Ve tabi ki teknik direktörleri, yine 90 dakika hakemin tepesindeydi. Yüzünde hep bir isyan ifadesi, hep bir haksızlığa uğramış insan bakışı... Basın toplantısında büyük ihtimalle 'maçın hakkı buydu', 'çocuklar çok iyi mücadele ettiler', 'hepsini alnından öpüyorum', 'hakem takdir haklarını Beşiktaş'tan yana kullandı, bizi doğradı' falan gibi şeyler söyleyecek.
'Çok kötü oynadık', 'reziliz' diyorsunuz da, adamlar 11 kişi kendi ceza sahalarının içinde oynadılar. Orta yapınca 'neden dikine gitmedik' diyorsunuz, dikine gidince 'neden oyunu kanatlara açmadık' diyorsunuz. Böyle rakip mi olur, böyle oyun anlayışı mı olur, böyle çirkef futbol mu olur! Ben de hakemden, rakipten önce kendi takımıma bakarım ama... Burada bir 'iğrençlik' yok mu bahsetmemiz gereken? Daha çok spor kamuoyunun bahsetmesi gereken?
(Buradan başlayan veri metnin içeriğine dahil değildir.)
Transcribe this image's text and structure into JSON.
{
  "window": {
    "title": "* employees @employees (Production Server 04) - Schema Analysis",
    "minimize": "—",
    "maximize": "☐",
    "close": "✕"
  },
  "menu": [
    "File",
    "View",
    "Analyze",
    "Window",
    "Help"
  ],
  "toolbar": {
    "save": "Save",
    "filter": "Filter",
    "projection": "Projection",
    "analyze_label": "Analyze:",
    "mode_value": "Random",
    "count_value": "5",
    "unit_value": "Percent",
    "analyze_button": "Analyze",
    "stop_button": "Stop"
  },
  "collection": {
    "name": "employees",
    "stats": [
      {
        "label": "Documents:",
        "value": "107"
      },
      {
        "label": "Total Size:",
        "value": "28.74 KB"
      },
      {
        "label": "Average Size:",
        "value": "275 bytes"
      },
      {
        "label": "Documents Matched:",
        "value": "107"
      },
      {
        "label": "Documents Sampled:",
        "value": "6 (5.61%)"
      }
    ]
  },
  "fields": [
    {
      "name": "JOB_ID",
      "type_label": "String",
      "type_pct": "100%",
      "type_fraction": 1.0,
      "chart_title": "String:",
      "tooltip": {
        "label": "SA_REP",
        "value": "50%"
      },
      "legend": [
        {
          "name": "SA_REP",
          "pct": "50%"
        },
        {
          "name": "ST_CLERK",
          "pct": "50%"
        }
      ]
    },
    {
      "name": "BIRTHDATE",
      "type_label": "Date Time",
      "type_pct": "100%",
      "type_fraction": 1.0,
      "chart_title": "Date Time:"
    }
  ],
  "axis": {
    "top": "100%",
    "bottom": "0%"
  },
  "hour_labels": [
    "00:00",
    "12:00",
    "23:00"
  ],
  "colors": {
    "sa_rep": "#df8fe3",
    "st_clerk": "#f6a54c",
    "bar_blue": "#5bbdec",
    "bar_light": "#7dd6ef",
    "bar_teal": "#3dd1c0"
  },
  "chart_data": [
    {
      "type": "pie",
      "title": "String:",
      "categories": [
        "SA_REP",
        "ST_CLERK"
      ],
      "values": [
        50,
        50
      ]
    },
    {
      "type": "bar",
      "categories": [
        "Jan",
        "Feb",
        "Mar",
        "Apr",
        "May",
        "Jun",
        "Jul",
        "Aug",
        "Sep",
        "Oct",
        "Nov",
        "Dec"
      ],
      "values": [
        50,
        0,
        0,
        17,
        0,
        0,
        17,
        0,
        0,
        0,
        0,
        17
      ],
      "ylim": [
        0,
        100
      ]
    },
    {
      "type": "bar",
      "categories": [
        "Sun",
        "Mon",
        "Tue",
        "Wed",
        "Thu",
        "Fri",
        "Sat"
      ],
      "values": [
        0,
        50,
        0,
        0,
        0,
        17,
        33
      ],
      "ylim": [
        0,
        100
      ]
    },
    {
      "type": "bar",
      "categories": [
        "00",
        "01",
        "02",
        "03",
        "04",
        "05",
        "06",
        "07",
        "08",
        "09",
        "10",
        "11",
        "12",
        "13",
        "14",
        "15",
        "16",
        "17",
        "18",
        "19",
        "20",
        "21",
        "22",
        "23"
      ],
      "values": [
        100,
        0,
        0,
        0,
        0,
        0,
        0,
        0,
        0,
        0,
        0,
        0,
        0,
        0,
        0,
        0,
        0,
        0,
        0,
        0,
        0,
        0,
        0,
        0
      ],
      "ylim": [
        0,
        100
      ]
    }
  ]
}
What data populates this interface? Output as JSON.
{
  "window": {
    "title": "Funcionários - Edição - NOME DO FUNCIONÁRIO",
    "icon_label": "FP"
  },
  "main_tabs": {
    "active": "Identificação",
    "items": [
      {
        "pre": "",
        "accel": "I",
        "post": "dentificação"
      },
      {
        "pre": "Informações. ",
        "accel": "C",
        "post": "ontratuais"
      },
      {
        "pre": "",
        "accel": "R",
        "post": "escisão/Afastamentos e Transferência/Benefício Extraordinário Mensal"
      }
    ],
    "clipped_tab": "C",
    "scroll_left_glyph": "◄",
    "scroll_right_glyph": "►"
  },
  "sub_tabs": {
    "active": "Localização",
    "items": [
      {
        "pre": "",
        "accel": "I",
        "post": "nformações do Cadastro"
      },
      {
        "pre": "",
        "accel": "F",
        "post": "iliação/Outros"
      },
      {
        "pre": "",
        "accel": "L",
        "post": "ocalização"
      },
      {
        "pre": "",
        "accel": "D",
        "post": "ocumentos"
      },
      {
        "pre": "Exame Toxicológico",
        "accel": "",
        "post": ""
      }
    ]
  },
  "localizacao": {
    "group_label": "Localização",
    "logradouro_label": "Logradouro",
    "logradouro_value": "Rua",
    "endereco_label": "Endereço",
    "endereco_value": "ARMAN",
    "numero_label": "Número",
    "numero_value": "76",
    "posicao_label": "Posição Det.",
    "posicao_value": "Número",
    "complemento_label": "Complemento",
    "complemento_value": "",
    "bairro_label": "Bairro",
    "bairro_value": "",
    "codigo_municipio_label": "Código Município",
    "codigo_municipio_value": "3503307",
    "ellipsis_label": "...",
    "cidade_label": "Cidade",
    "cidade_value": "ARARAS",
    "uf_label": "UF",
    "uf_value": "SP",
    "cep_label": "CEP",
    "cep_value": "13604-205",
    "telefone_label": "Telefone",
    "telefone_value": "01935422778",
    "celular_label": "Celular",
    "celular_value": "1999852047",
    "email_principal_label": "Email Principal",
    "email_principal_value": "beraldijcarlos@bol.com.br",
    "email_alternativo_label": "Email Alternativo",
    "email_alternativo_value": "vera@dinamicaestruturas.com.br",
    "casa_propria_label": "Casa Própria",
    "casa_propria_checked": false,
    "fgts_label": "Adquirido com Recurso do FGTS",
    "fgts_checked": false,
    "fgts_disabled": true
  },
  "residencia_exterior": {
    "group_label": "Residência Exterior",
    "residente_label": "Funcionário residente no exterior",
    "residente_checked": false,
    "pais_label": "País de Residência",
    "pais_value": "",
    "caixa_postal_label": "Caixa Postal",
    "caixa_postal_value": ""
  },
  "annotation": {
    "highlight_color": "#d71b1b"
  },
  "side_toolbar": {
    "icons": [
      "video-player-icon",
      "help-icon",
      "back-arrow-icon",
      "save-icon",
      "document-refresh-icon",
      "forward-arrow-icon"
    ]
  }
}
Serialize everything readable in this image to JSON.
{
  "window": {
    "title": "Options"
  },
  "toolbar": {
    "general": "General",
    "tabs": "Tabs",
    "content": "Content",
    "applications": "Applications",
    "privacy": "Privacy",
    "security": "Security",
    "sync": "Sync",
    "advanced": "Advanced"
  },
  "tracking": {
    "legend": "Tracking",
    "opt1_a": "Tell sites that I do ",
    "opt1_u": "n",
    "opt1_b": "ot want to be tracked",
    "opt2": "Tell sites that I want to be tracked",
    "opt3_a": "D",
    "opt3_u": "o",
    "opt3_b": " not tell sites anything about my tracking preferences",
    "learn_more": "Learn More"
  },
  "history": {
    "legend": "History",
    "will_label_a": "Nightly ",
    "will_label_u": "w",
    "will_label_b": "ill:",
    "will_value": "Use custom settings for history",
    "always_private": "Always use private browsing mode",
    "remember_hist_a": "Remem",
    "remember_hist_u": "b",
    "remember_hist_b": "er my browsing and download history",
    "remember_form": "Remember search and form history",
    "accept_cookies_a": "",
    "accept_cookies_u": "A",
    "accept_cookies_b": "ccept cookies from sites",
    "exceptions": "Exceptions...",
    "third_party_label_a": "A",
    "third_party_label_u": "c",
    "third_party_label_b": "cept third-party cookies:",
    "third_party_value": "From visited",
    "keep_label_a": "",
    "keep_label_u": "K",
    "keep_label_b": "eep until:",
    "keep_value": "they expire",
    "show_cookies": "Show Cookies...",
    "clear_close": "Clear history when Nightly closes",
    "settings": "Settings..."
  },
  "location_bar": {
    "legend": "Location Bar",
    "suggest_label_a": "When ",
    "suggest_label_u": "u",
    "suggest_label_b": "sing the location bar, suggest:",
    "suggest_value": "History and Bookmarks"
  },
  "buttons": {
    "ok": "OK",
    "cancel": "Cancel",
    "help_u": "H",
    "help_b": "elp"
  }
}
Eğer çoğunluk 'adamlar ligin en zor deplasmanına çıktılar, tabi katı defans yapacaklar, canla başla mücadele ettiler, 1 puanı da aldılar' diyorsa, ben bu işten anlamıyorum, anlamak istemiyorum, böyle futbol izlemek de istemiyorum. Dünyanın en zevkli sporunu işkenceye dönüştürüyorlar, sonra da çıkıp ukala ukala konuşuyorlar. Yazıklar olsun.